Cisco Systems Inc. issued an advisory today warning customers of several vulnerabilities in its wireless LAN controllers that could be exploited remotely to conduct a denial of service attack.
The Cisco 4100 and 4400 series wireless LAN controllers are affected as well as its Airespace 4000 series, its Catalyst 3750 series integrated wireless LAN controllers and its Catalyst 6500 series wireless services module (WiSM), according to the
The issue first came to light during a series of incidents at Duke University last week, when the Durham, N.C. school experienced temporary disruptions to its wireless network.
"Those conditions involve our deployment of a very large Cisco-based wireless network that supports multiple network protocols," said Tracy Futhey, Duke's chief information officer in a statement issued last week.
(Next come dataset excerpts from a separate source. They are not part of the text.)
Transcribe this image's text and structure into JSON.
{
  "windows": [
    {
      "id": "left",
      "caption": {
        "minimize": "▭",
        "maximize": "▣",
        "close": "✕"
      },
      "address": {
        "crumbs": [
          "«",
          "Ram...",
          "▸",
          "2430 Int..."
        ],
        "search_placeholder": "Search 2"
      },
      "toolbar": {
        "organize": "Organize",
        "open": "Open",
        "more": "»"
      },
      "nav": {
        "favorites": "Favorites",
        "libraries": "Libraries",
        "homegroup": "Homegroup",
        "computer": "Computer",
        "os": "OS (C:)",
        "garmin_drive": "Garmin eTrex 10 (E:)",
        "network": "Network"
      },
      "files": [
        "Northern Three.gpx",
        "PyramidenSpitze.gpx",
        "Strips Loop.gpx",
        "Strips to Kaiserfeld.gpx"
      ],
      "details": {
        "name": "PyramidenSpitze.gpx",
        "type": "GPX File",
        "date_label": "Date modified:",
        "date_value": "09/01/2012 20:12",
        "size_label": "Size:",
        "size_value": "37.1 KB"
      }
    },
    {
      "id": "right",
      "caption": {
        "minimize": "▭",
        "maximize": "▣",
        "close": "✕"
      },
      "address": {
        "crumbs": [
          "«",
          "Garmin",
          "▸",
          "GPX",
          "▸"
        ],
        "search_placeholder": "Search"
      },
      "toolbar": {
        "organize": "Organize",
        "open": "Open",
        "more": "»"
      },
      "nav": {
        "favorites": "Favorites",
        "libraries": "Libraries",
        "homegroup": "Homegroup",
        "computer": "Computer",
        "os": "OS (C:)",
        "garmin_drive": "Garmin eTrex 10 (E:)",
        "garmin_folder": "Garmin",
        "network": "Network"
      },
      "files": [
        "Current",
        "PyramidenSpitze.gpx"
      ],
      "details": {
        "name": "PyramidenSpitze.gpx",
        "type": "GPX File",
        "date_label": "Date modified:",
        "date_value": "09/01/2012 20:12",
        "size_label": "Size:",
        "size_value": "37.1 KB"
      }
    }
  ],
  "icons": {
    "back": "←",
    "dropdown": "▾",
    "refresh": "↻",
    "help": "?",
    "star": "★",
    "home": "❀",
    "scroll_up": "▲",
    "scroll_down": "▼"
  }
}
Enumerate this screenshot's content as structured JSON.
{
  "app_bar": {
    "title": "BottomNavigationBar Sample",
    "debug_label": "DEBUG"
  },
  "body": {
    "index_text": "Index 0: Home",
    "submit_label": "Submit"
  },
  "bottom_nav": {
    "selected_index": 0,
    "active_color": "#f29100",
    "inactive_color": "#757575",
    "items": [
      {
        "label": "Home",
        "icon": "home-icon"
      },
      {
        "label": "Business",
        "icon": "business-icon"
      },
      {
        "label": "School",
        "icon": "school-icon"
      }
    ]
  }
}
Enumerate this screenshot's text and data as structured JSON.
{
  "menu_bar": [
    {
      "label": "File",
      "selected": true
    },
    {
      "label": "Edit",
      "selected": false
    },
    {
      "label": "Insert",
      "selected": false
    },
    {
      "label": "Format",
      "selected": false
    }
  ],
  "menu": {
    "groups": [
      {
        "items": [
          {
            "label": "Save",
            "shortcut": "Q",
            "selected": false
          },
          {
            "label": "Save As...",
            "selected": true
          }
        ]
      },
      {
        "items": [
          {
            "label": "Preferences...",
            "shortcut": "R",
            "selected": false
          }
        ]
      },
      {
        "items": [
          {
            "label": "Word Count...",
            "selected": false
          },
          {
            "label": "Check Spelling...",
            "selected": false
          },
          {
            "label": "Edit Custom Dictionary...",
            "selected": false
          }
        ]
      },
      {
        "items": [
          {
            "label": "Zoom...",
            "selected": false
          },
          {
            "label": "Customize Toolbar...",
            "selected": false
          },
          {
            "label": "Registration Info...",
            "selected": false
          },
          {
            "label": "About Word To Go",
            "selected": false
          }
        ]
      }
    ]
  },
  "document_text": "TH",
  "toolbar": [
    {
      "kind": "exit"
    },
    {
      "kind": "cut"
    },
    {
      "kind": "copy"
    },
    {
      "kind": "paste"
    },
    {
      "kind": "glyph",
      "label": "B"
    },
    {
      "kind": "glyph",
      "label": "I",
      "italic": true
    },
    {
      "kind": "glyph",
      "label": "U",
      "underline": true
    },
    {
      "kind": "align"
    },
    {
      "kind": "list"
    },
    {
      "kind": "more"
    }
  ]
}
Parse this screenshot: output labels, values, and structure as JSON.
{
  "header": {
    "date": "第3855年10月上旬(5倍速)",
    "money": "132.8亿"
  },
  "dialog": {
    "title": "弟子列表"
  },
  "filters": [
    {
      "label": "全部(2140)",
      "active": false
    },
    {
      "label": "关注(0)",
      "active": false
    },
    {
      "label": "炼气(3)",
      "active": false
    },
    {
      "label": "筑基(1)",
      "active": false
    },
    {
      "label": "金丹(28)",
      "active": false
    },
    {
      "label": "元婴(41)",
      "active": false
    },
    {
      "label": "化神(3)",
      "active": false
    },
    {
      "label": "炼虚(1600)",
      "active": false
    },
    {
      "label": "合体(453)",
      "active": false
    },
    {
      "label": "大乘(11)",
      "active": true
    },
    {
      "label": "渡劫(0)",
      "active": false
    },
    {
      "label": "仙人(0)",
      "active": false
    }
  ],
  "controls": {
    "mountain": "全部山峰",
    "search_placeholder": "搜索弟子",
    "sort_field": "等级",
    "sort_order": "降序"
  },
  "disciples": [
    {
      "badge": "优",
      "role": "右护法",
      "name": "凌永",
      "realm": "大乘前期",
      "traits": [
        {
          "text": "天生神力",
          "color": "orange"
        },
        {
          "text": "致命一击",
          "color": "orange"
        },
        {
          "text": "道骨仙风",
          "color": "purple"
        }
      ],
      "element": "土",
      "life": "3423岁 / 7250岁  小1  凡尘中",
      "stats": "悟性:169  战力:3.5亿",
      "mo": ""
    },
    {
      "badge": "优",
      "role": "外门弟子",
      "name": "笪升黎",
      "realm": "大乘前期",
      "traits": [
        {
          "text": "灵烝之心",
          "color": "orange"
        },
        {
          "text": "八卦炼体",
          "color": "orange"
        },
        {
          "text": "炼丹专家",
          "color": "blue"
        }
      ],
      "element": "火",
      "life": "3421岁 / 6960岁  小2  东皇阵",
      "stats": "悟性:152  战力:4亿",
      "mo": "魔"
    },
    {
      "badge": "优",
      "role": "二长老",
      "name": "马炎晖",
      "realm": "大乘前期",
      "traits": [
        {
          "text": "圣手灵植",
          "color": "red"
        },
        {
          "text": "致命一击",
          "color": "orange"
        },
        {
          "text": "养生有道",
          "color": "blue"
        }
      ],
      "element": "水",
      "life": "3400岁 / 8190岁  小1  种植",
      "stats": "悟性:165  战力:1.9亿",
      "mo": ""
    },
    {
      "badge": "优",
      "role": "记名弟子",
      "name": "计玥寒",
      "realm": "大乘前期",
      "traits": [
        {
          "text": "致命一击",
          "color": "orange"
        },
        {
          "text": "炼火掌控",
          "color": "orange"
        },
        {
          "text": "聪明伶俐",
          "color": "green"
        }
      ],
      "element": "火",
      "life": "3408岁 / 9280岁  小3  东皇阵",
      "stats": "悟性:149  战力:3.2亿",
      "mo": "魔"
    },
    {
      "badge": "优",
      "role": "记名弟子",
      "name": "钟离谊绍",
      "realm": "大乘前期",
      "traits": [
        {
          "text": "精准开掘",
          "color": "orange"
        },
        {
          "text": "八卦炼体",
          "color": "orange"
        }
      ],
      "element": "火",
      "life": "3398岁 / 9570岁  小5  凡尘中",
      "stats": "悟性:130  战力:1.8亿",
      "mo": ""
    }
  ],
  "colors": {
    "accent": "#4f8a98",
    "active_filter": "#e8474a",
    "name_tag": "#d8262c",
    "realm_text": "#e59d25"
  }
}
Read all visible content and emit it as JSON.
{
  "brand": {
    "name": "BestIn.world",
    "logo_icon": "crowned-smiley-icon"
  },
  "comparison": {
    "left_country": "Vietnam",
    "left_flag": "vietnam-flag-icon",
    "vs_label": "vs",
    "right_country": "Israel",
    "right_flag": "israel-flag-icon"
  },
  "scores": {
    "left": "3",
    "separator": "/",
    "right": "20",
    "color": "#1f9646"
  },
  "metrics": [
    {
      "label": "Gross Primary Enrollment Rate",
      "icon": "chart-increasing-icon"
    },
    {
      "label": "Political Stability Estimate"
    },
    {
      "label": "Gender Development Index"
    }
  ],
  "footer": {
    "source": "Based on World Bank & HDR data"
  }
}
Futhey said Cisco provided a fix which was applied to Duke's network and there have been no recurrences of the problem since.
Cisco wireless LANs are used in homes and businesses to allow devices to communicate without being connected to a network with a cable. The problems are associated with the address resolution protocol (ARP), which provides a mapping between a device's IP address and its hardware address on the local network. The controllers contain flaws when "processing unicast ARP traffic where a unicast ARP request may be flooded on the LAN links between Wireless LAN Controllers in a mobility group." An attacker does not need to authenticate to exploit the vulnerability, Cisco said.
A software patch will be issued for the affected devices on July 27 for versions 3.2 and 4.0 of the devices. An update for version 4.1 is now available from Cisco. As a workaround, "Cisco recommends that operators require all clients to obtain their IP addresses from a DHCP server. To enforce this requirement, all WLANs can be configured with a DHCP Required setting, which disallows client static IP addresses."
Cisco will release software updates for versions 3.2 and 4.0 of the controller software on July 27.